Seafood Tortilla Lasagna

Seafood Tortilla Lasagna
Seafood Tortilla Lasagna

PREP TIME

--

minutes

TOTAL TIME

--

minutes

SERVINGS

12

servings

PREP TIME

--

minutes

TOTAL TIME

--

minutes

SERVINGS

12

servings

Ingredients

  • 1

    jar (20 ounces) picante sauce

  • 1-1/2

    pounds uncooked medium shrimp, peeled and deveined

  • 1/8

    teaspoon cayenne pepper

  • 1

    tablespoon olive oil

  • 4 to 6

    garlic cloves, minced

  • 1/3

    cup butter, cubed

  • 1/3

    cup all-purpose flour

  • 1

    can (14-1/2 ounces) chicken broth

  • 1/2

    cup heavy whipping cream

  • 15

    corn tortillas (6 inches), warmed

  • 1

    package (16 ounces) imitation crabmeat, flaked

  • 3

    cups (12 ounces) shredded Colby-Monterey Jack cheese

  • Sour cream and minced fresh cilantro, optional

Directions

Place picante sauce in a blender; cover and process until smooth. Set aside. In a large skillet cook shrimp and cayenne in oil for about 3 minutes or until shrimp turn pink.
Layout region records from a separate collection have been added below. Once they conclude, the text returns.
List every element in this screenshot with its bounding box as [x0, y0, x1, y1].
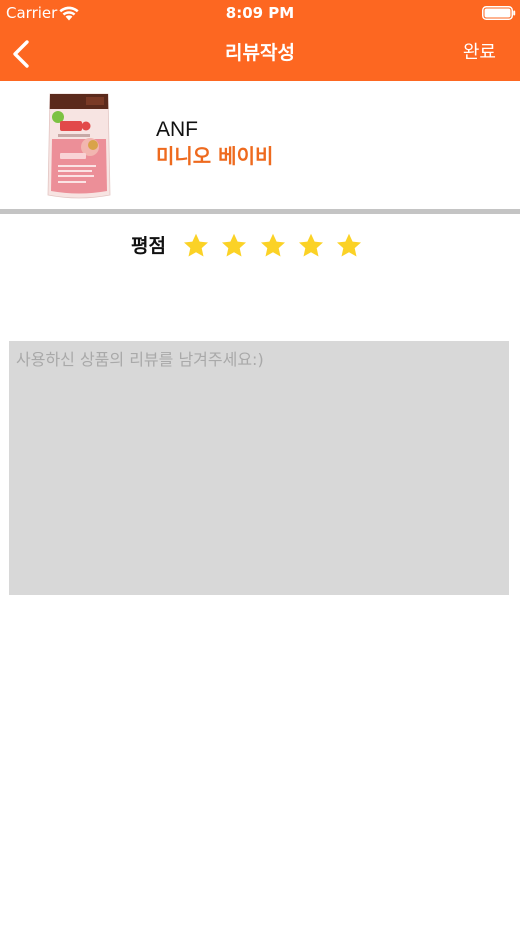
star-icon[interactable]	[220, 232, 248, 260]
header: Carrier 8:09 PM 리뷰작성 완료	[0, 0, 520, 81]
star-icon[interactable]	[335, 232, 363, 260]
star-icon[interactable]	[259, 232, 287, 260]
rating-label: 평점	[131, 235, 166, 257]
product-brand: ANF	[156, 118, 198, 141]
status-bar: Carrier 8:09 PM	[0, 0, 520, 28]
product-summary: ANF 미니오 베이비	[0, 81, 520, 209]
done-button[interactable]: 완료	[463, 40, 496, 66]
battery-icon	[482, 6, 516, 20]
page-title: 리뷰작성	[225, 42, 295, 64]
rating-row: 평점	[0, 226, 520, 266]
review-write-screen: Carrier 8:09 PM 리뷰작성 완료 ANF 미니오 베이비 평점 사…	[0, 0, 520, 932]
navigation-bar: 리뷰작성 완료	[0, 28, 520, 81]
product-name: 미니오 베이비	[156, 144, 274, 168]
section-divider	[0, 209, 520, 214]
status-time: 8:09 PM	[225, 4, 295, 22]
star-icon[interactable]	[182, 232, 210, 260]
star-icon[interactable]	[297, 232, 325, 260]
product-package-image	[47, 93, 111, 199]
review-textarea[interactable]	[9, 341, 509, 595]
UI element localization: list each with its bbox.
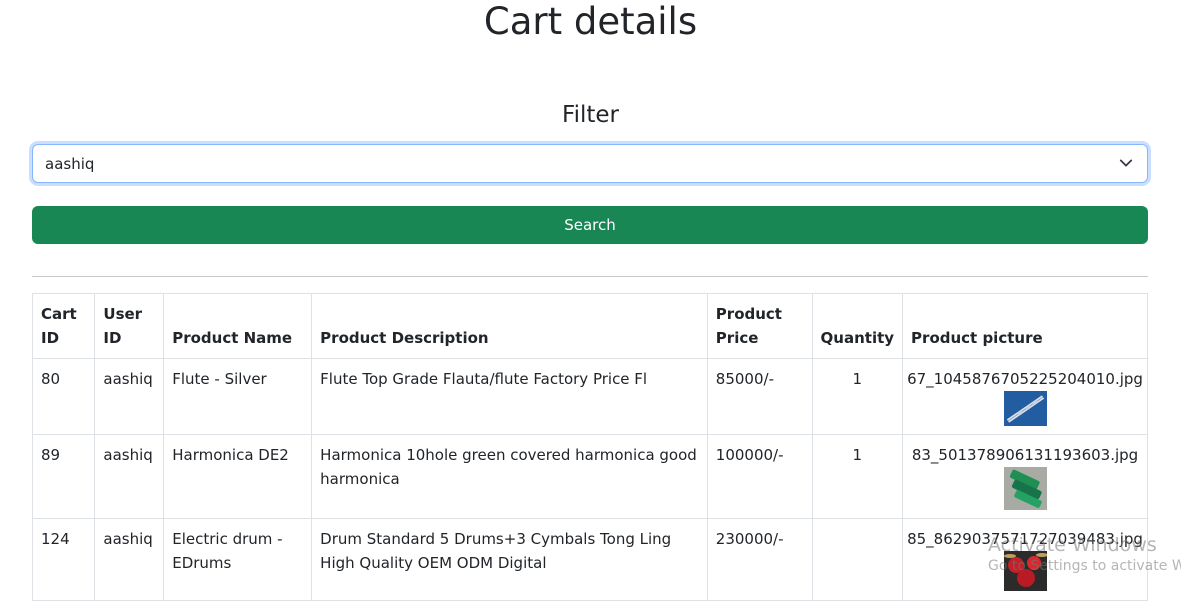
cell-product-picture: 85_8629037571727039483.jpg [902,518,1148,601]
cell-product-price: 100000/- [706,434,813,519]
table-header-row: Cart ID User ID Product Name Product Des… [31,293,1148,359]
user-filter-select[interactable]: aashiq [32,144,1148,183]
cell-product-description: Harmonica 10hole green covered harmonica… [311,434,708,519]
cell-product-picture: 83_501378906131193603.jpg [902,434,1148,519]
picture-filename: 85_8629037571727039483.jpg [907,530,1143,548]
selected-user-value: aashiq [45,154,95,173]
search-button[interactable]: Search [32,206,1148,244]
cell-cart-id: 89 [31,434,96,519]
divider [32,276,1148,277]
cell-quantity [811,518,904,601]
cell-user-id: aashiq [94,434,165,519]
cell-product-name: Flute - Silver [163,358,313,435]
header-cart-id: Cart ID [31,293,96,359]
table-row: 80 aashiq Flute - Silver Flute Top Grade… [31,358,1148,435]
cell-user-id: aashiq [94,518,165,601]
cell-cart-id: 80 [31,358,96,435]
chevron-down-icon [1119,159,1133,167]
header-product-price: Product Price [706,293,813,359]
header-product-picture: Product picture [902,293,1148,359]
header-quantity: Quantity [811,293,904,359]
table-row: 124 aashiq Electric drum - EDrums Drum S… [31,518,1148,601]
picture-filename: 67_1045876705225204010.jpg [907,370,1143,388]
cell-user-id: aashiq [94,358,165,435]
cell-quantity: 1 [811,434,904,519]
header-user-id: User ID [94,293,165,359]
cell-cart-id: 124 [31,518,96,601]
cell-product-description: Flute Top Grade Flauta/flute Factory Pri… [311,358,708,435]
header-product-description: Product Description [311,293,708,359]
filter-heading: Filter [562,102,619,128]
picture-filename: 83_501378906131193603.jpg [911,446,1139,464]
cell-product-name: Harmonica DE2 [163,434,313,519]
cell-product-price: 230000/- [706,518,813,601]
drum-thumbnail-icon [1003,551,1047,591]
cart-details-page: Cart details Filter aashiq Search Cart I… [0,0,1181,602]
cell-quantity: 1 [811,358,904,435]
flute-thumbnail-icon [1003,391,1047,426]
cell-product-picture: 67_1045876705225204010.jpg [902,358,1148,435]
page-title: Cart details [483,0,698,43]
harmonica-thumbnail-icon [1003,467,1047,510]
cell-product-name: Electric drum - EDrums [163,518,313,601]
header-product-name: Product Name [163,293,313,359]
table-row: 89 aashiq Harmonica DE2 Harmonica 10hole… [31,434,1148,519]
cell-product-description: Drum Standard 5 Drums+3 Cymbals Tong Lin… [311,518,708,601]
cart-table: Cart ID User ID Product Name Product Des… [31,293,1148,601]
cell-product-price: 85000/- [706,358,813,435]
Add garlic; cook 1 minute longer. Remove and set aside. In the same skillet, melt butter. Stir in flour until smooth. Gradually add broth. Bring to a boil; cook and stir for 2 minutes or until thickened. Reduce heat. Stir in cream and picante sauce; heat through. Spread 1/2 cup of sauce in a greased 13-in. x 9-in. baking dish. Layer with six tortillas, half of the shrimp, crab and sauce and 1-1/4 cups cheese. Repeat layers. Tear or cut remaining tortillas; arrange over cheese. Sprinkle with remaining cheese. Bake, uncovered, at 375° for 30-35 minutes or until bubbly. Let stand 15 minutes before cutting. Garnish with sour cream and minced cilantro if desired. Yield: 12 servings.